Tim ini menghadirkan fakta berupa film dokumenter dan tayangan gambar-gambar dari lokasi pertambangan PT Freeport Indonesia di Timika, Papua, PT Newmont Minahasa Raya di mana Merukh memiliki saham 20%, PT Newmont Nusa Tenggara, Merukh memiliki saham 20%, tambang mangan di Serise, Manggarai dan tambang Barit di Atanila, Kedang, Lembata.
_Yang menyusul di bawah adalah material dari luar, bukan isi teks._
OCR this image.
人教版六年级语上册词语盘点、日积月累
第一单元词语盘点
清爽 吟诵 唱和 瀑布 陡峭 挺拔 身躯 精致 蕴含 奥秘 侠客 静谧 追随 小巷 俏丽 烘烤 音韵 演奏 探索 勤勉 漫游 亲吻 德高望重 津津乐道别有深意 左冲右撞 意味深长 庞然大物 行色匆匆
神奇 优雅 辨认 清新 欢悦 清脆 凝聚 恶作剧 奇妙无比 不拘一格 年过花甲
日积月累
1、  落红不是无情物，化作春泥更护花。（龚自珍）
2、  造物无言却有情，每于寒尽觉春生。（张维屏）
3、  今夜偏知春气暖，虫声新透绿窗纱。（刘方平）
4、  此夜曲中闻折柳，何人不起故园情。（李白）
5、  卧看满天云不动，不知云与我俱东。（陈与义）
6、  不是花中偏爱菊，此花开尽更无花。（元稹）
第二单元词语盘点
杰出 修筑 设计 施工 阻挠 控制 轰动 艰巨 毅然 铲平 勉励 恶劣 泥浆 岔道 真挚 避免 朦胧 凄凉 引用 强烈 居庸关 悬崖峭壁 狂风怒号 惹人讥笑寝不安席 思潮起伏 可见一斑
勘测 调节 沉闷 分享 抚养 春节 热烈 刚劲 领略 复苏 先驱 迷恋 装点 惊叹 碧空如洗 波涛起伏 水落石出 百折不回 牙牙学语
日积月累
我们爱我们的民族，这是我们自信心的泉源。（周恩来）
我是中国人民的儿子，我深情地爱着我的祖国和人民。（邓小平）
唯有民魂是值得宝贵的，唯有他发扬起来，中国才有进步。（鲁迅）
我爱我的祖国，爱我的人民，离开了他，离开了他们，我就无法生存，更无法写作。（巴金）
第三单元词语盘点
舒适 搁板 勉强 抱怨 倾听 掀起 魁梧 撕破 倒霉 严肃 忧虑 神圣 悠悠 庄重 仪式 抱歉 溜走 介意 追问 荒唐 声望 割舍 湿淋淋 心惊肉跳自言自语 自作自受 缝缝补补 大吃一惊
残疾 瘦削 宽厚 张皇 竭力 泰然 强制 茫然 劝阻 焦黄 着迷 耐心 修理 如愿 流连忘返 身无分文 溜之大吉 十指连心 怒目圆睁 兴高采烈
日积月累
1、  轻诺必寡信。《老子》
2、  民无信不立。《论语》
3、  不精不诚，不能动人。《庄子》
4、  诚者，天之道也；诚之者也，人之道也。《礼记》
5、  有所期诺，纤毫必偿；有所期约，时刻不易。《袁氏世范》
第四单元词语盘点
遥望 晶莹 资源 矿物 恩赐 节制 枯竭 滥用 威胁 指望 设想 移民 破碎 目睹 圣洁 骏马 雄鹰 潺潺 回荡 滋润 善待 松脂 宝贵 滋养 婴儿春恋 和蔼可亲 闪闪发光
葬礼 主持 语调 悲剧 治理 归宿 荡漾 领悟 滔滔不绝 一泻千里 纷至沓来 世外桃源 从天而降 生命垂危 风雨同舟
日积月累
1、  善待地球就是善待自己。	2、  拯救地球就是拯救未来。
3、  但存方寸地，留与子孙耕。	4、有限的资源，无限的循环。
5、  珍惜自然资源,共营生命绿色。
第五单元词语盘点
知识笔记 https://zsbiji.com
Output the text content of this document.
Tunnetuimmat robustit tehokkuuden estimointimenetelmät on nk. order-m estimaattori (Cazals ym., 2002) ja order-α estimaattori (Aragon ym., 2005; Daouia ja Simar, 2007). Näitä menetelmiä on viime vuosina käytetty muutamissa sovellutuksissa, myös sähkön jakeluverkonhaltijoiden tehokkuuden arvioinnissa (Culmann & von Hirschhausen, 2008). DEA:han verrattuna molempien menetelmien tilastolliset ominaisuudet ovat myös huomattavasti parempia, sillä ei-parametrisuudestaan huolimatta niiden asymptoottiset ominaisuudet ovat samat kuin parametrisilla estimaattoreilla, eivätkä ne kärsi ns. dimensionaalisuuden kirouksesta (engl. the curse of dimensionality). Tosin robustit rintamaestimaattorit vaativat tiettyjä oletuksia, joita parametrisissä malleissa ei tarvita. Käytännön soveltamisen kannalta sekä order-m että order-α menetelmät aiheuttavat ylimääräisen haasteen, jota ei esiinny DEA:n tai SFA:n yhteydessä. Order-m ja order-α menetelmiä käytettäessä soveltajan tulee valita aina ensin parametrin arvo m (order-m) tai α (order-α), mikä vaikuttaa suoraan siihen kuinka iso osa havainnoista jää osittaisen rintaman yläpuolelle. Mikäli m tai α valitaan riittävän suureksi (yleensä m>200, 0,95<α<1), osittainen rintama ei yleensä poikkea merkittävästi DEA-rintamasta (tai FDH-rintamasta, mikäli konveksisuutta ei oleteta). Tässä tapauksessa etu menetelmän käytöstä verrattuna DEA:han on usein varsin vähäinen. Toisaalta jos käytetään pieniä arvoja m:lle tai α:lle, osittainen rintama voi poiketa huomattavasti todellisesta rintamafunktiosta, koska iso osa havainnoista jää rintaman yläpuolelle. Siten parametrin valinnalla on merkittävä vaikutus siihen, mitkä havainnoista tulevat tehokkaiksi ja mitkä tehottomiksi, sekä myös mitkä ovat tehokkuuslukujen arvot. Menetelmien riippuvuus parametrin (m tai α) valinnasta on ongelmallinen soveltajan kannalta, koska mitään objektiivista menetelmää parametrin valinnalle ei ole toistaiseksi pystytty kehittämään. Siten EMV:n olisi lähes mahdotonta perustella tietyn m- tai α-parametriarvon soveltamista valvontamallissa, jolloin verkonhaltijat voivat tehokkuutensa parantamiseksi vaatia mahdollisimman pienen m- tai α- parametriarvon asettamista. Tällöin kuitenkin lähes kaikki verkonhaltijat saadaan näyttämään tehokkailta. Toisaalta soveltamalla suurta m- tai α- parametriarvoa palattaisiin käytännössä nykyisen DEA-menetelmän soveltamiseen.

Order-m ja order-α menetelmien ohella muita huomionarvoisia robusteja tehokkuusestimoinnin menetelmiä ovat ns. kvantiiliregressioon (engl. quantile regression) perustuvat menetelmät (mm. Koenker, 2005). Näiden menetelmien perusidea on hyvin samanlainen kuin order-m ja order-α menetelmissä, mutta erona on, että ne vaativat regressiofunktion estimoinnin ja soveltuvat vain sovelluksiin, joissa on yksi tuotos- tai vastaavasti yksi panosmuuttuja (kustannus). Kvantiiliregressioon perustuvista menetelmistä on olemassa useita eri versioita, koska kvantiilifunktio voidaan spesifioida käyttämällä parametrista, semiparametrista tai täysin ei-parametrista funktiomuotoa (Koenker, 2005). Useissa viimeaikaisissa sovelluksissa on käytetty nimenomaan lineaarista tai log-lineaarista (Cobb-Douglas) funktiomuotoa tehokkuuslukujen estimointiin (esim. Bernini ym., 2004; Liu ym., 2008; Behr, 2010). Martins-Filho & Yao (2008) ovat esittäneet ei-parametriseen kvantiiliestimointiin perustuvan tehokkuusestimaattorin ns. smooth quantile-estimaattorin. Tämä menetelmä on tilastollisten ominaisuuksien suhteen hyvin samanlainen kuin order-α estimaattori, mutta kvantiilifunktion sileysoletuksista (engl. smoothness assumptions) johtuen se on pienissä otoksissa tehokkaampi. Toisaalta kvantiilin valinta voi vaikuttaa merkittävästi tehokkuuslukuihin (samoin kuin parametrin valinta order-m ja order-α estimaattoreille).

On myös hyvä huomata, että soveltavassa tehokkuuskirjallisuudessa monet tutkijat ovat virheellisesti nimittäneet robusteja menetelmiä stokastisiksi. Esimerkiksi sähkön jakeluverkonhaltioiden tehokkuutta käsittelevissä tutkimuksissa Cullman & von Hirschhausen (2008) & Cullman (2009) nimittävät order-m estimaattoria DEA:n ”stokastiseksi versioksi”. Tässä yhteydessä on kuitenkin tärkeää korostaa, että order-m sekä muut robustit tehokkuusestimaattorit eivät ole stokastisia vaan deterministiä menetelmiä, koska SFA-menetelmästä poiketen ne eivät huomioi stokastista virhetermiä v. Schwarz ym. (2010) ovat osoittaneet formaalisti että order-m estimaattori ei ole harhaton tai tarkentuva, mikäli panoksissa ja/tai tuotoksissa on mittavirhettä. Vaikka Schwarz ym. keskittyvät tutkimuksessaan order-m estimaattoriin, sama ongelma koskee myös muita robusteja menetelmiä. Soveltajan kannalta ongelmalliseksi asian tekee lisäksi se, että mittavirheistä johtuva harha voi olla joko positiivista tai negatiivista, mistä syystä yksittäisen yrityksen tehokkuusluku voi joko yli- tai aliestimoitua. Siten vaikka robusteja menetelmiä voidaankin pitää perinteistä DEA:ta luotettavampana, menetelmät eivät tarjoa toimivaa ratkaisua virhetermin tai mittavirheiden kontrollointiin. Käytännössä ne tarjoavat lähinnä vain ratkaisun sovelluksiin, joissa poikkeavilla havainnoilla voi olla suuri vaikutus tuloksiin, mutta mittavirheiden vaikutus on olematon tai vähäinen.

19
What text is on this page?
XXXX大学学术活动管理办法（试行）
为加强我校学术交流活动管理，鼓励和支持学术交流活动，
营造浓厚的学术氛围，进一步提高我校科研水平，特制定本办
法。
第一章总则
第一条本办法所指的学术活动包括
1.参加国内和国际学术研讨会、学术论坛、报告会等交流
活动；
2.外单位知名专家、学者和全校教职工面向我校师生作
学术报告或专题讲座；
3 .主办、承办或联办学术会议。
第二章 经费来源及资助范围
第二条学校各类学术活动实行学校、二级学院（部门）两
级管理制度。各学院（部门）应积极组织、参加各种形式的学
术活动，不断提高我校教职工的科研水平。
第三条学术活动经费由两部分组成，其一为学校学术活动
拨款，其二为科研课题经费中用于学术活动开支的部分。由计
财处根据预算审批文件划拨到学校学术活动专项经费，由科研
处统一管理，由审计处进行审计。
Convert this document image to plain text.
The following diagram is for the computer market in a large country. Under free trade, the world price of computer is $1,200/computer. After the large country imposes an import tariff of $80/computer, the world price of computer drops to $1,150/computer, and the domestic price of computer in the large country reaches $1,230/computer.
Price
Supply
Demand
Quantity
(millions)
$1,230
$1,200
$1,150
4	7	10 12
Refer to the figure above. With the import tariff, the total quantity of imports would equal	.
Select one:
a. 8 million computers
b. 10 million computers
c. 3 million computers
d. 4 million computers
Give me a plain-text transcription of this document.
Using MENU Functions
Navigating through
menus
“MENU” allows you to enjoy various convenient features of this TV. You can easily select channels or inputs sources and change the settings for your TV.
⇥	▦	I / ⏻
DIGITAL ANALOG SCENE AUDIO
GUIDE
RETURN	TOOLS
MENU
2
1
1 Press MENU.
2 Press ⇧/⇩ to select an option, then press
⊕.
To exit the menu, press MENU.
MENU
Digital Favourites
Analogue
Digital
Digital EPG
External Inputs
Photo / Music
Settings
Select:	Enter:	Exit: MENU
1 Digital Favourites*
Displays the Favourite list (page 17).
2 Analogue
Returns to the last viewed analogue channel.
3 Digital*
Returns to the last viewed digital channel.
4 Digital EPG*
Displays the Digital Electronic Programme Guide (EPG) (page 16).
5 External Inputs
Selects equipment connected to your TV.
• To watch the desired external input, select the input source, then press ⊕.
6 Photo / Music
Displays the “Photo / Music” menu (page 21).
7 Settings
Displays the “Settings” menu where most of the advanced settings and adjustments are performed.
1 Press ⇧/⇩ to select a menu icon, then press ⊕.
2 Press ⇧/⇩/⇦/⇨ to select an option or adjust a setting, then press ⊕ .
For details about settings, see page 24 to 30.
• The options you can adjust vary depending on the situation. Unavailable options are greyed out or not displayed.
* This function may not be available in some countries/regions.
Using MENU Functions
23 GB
“Tim JPIC SVD dan OFM berikhtiar memberikan pencerahan dan pendidikan kepada masyarakat soal rencana tambang yang digulirkan pemerintah. Kita tahu, rencana ini sangat dipaksakan untuk diterima masyarakat pemilik ulayat meski penolakan itu sangat keras. Masyarakat tidak akan menyerahkan sejengkal tanah pun untuk dijadikan lokasi tambang. Kami ingin memberikan pencerahan dengan menghadirkan tayangan gambar nyata dari lokasi-lokasi pertambangan. Kata-kata yang kita sampaikan dalam sosialisasi apa pun sering penuh dengan penipuan dan pembohongan tapi gambar tidak akan menipu. Gambar menghadirkan kenyataan konkret. Kita menghendaki agar pencerahan ini membangun kesadaran dan rasa tanggung jawab masyarakat untuk memilih antara menerima atau menolak tambang. Masyarakat harus dicerahkan dan bukan ditipu dan dibohongi dengan informasi murahan tanpa dasar yang dilakukan selama ini di lapangan oleh kelompok pemerintah,” katanya.
Romo Deken sangat responsif dan akomodatif dengan kegiatan penguatan dari tim JPIC SVD dan OFM. Menurutnya, selama ini banyak informasi yang membingungkan masyarakat khususnya di lokasi tambang yang sudah menyatakan sikap menolak rencana tambang. Beliau juga mengungkapkan keheranannya karena pemerintah sangat memaksakan rencana pertambangan sementara masyarakat pemilik ulayat di Leragere dan Kedang sudah menolak dengan sangat keras. “Kegiatan ini sangat penting untuk membuka wawasan dan kesadaran umat kita terkait rencana tambang. Fakta-fakta pertambangan yang akan dihadirkan tim ini kiranya mencerahkan masyarakat sehingga memilih menerima atau menolak tambang dengan dasar kesadaran dan pengetahuan yang benar,” katanya.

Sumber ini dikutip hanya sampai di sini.